Eaqub also supported the commissioners’ recommendation that Treasury, in collaboration with the New Zealand Infrastructure Commission, should investigate the feasibility of an infrastructure maintenance priorities programme for publicly owned infrastructure.

Then, instead of seeking new investments in short-time frames to stimulate the economy as happened in the Covid pandemic response, stimulus money could go into things the country really needed, and would boost productivity.

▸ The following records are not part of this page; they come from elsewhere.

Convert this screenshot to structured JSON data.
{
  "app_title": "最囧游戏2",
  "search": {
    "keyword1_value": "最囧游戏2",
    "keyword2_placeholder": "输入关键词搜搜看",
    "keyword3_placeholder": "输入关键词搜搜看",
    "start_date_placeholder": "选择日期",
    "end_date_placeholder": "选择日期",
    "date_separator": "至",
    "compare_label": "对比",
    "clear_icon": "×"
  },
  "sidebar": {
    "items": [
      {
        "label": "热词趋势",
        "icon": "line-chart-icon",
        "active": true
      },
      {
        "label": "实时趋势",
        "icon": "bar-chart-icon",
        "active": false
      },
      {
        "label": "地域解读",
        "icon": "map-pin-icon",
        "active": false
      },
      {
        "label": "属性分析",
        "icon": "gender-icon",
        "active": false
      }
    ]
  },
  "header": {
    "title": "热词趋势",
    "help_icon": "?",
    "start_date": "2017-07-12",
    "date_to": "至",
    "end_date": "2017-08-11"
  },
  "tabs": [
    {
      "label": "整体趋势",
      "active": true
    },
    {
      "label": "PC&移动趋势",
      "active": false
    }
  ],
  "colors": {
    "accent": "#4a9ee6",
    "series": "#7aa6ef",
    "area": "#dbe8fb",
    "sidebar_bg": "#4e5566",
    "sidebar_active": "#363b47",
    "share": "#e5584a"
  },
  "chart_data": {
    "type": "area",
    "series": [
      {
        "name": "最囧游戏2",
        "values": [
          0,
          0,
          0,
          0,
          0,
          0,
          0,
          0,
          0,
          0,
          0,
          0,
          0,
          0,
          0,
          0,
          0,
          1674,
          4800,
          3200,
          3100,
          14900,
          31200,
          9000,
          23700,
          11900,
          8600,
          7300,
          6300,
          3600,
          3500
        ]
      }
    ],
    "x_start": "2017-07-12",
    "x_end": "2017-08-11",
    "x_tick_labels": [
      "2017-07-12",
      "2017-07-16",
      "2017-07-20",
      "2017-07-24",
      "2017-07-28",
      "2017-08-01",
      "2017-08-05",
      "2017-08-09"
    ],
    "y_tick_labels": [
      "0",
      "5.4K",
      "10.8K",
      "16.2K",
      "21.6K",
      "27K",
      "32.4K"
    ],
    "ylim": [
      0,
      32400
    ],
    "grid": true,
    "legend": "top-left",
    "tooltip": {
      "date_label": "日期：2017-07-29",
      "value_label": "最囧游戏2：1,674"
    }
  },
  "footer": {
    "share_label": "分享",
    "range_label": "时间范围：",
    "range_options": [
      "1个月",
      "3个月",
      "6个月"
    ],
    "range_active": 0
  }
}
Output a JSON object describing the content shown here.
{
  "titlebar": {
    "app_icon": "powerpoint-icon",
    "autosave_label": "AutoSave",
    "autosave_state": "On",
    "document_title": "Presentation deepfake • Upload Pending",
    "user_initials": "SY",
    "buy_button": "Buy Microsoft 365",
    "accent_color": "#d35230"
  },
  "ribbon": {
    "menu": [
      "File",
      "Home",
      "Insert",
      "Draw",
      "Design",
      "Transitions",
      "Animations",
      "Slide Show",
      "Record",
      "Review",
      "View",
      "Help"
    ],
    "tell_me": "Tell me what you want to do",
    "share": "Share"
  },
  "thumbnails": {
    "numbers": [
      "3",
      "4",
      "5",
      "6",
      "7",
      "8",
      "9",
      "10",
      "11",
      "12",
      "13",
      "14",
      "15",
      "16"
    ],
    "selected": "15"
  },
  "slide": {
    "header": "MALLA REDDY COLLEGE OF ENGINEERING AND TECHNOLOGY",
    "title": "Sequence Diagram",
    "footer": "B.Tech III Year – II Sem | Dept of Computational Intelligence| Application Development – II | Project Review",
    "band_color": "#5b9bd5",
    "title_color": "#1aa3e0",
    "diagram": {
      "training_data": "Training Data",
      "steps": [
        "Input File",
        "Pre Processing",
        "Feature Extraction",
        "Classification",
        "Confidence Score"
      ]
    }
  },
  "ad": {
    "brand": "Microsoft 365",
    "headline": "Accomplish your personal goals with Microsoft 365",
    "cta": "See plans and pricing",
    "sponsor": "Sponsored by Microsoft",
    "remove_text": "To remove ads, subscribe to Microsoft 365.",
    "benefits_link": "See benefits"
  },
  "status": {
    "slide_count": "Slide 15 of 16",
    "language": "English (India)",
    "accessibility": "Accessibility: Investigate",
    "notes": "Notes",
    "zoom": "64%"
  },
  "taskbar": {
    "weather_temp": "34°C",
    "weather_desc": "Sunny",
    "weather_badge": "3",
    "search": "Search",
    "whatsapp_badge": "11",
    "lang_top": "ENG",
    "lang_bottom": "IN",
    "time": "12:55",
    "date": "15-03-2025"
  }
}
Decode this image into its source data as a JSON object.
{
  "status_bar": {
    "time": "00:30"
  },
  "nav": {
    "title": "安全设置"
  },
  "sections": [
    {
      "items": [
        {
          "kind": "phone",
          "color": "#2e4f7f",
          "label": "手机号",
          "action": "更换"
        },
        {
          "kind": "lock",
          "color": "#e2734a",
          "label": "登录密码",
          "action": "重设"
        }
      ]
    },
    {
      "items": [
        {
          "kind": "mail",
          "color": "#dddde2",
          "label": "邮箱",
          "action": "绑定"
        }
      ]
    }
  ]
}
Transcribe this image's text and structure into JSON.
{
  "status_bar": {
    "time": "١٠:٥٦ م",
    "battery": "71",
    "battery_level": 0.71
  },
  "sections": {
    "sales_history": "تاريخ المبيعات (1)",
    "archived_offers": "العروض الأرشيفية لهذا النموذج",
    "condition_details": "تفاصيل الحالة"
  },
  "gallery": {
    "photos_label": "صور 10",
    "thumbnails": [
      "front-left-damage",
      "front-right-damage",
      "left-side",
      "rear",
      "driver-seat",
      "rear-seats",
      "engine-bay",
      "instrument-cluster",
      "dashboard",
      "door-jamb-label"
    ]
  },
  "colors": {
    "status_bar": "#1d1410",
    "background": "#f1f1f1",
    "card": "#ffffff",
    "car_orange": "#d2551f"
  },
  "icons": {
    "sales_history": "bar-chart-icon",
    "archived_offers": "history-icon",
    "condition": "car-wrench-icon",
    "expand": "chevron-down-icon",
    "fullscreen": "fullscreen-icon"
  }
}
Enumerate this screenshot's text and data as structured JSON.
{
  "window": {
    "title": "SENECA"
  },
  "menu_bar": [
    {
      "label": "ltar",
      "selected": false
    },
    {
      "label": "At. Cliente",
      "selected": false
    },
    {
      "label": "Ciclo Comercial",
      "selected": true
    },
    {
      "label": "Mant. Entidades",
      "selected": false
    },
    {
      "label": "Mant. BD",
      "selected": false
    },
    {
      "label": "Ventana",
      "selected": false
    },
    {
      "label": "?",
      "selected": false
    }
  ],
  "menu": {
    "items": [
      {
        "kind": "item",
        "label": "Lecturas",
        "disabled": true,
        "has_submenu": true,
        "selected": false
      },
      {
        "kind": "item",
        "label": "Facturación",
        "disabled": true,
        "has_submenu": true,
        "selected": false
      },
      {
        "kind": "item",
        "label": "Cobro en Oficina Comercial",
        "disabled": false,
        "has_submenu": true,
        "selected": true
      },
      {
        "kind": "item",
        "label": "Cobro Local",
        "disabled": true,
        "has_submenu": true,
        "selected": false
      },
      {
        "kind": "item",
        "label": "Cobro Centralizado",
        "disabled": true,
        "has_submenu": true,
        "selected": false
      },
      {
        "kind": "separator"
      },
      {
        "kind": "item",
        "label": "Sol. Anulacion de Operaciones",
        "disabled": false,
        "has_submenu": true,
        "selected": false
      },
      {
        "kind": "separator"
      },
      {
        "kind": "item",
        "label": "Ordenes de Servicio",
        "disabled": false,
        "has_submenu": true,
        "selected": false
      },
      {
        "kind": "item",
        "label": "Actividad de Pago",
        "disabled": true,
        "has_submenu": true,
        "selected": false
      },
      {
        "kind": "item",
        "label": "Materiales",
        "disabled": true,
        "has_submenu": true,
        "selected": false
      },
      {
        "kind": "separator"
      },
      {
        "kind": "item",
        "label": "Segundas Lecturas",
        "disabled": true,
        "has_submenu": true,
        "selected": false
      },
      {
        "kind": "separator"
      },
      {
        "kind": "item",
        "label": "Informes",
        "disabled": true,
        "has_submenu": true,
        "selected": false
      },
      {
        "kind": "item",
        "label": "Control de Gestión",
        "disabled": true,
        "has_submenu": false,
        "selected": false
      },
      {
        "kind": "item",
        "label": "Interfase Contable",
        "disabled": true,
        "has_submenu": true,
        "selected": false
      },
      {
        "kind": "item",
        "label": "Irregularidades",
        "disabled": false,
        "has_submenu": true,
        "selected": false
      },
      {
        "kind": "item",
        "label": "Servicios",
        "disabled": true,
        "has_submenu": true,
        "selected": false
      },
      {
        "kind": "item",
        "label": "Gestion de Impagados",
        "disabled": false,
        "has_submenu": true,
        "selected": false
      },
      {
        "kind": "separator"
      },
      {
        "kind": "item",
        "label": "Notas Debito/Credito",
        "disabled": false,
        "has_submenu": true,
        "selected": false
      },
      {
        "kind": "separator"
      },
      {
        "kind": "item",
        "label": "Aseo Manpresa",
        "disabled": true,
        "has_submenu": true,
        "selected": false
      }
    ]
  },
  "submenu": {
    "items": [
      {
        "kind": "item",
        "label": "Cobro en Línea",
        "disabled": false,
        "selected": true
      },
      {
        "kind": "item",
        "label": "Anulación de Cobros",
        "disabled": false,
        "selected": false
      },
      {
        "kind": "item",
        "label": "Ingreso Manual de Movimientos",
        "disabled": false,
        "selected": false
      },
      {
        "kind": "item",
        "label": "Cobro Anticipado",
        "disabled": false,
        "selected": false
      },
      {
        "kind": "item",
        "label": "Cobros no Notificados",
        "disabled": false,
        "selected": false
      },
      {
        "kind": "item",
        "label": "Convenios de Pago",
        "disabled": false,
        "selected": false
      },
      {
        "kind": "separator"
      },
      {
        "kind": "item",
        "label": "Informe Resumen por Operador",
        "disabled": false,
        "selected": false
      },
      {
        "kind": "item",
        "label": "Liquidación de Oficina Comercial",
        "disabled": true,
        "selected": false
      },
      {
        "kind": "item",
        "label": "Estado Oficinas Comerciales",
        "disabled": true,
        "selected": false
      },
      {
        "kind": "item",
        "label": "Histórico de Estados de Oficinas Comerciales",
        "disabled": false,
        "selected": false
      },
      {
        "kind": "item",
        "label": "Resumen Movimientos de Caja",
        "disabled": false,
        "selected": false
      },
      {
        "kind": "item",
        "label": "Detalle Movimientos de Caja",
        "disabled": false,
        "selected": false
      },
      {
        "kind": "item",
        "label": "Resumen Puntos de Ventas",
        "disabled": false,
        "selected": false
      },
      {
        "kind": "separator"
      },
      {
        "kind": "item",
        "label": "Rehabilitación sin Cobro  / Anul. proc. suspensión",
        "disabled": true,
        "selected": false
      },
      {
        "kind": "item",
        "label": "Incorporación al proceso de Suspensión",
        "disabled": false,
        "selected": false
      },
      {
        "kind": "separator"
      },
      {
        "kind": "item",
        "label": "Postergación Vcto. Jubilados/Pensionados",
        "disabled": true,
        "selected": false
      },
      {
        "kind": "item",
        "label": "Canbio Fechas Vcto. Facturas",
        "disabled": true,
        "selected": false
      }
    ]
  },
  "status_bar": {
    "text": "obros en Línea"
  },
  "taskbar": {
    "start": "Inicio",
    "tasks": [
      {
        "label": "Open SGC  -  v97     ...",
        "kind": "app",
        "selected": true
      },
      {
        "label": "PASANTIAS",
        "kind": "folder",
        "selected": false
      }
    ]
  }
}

Better co-ordination in times of crisis

For Alexander, some of the commission’s less headline-grabbing recommendations make most sense.

He liked the recommendation for Treasury to publish a report at least every four years on the country’s fiscal resilience, advising on current and expected public debt levels, and whether they provided a sufficient fiscal buffer in the face of one or more adverse events comparable to the Covid-19 pandemic.

He also wanted to see improved co-ordination between fiscal policy (government spending) and monetary policy, which was another recommendation from the commissioners.

“It seems that the Reserve Bank did not sufficiently take into account the strong fiscal stimulus when they formulated their actions during the pandemic,” Alexander said.

“This was perhaps their biggest failing, alongside not paying enough attention to data over 2021-22 showing the strong performance of the New Zealand economy,” he said.

“Requiring them to explicitly report how they will integrate the government of the day's fiscal response to the next pandemic would be a good idea, but may not necessarily drive altered decisions because it seems unrealistic to think they were not aware of the stimulatory nature of the fiscal stimulus applied during the last pandemic.”

The Reserve Bank’s chief economist, Paul Conway, said in October that it and Treasury had clarified and strengthened its arrangements for working together, and the Reserve Bank board now had “enhanced oversight” of financial risk management protocols to reinforce fiscal responsibility in Monetary Policy Committee decision-making.

The Reserve Bank was working on some broad guidelines on how to “enhance monetary-fiscal co-ordination in times of crisis”.